Former Sun editor Kelvin MacKenzie in his Daily Mail column has defended journalists making payments to whistle-blowers and says the "real scandal" is the arrest of staff on his old paper.
He writes: "Remember, the Sun journalists who have been arrested are not accused of enriching themselves — they were simply researching stories about scandals at hospitals, scandals at Army bases and scandals in police stations that they believed their readers were entitled to know about.
"This was not phone-hacking, but suspected payment for information. It’s not so unusual — even the police do it!
"And since our taxes are funding the wages of the public sector workers who provide such information to the Press, we are entitled to know what murky things are going on with our money — which journalists everywhere quite rightly want to expose.
"Anyone who makes such a disclosure in the public interest is called a ‘whistle-blower’ and is protected by the law so as to encourage people to speak out if they find malpractice in an organisation or workplace.
"If the whistle-blower asks for money, so what?
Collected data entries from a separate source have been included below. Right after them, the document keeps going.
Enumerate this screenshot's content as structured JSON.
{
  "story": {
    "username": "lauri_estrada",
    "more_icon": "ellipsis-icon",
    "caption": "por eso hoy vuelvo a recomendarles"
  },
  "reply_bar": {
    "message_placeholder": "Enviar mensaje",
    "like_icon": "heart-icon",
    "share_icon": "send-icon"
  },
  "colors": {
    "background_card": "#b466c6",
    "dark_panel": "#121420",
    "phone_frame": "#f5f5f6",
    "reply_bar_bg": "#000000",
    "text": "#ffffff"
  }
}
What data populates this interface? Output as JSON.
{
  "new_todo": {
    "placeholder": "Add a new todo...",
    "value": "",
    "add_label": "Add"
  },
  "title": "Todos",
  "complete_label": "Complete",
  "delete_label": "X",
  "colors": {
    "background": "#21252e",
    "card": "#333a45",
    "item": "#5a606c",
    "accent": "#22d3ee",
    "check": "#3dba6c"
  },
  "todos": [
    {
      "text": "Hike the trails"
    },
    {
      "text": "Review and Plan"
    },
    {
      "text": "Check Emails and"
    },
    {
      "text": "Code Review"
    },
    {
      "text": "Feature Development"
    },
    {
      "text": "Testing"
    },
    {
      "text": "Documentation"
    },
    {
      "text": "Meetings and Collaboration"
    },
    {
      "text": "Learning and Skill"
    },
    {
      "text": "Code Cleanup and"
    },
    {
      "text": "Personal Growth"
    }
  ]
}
It’s better that we know, for example, that our local hospital is killing its elderly patients through lack of care than have the Press ignore a nurse or an ambulance driver who is asking for payment for such information.
"I suspect you, as a reader, will be pleased that newspapers report such scandals, even if they have to pay money to find out about them. How, otherwise, would we discover what’s really happening? These arrests are the real scandal — not the manner in which the reporters may have got their stories."
- MacKenzie reveals that when he was a junior reporter on the South East London Mercury every Christmas he would tour the seven police stations on his news beat and leave a bottle of whisky on the station sergeant’s desk. "They were my thank-yous to the local rozzers for opening up their incident ‘book’ to me every Monday and Wednesday morning all year long." He says the information provided by police was "journalistic gold" and what the paper’s readers were entitled to know since it involved news in their local area. The Mercury was, MacKenzie adds, happy to pay for the whisky.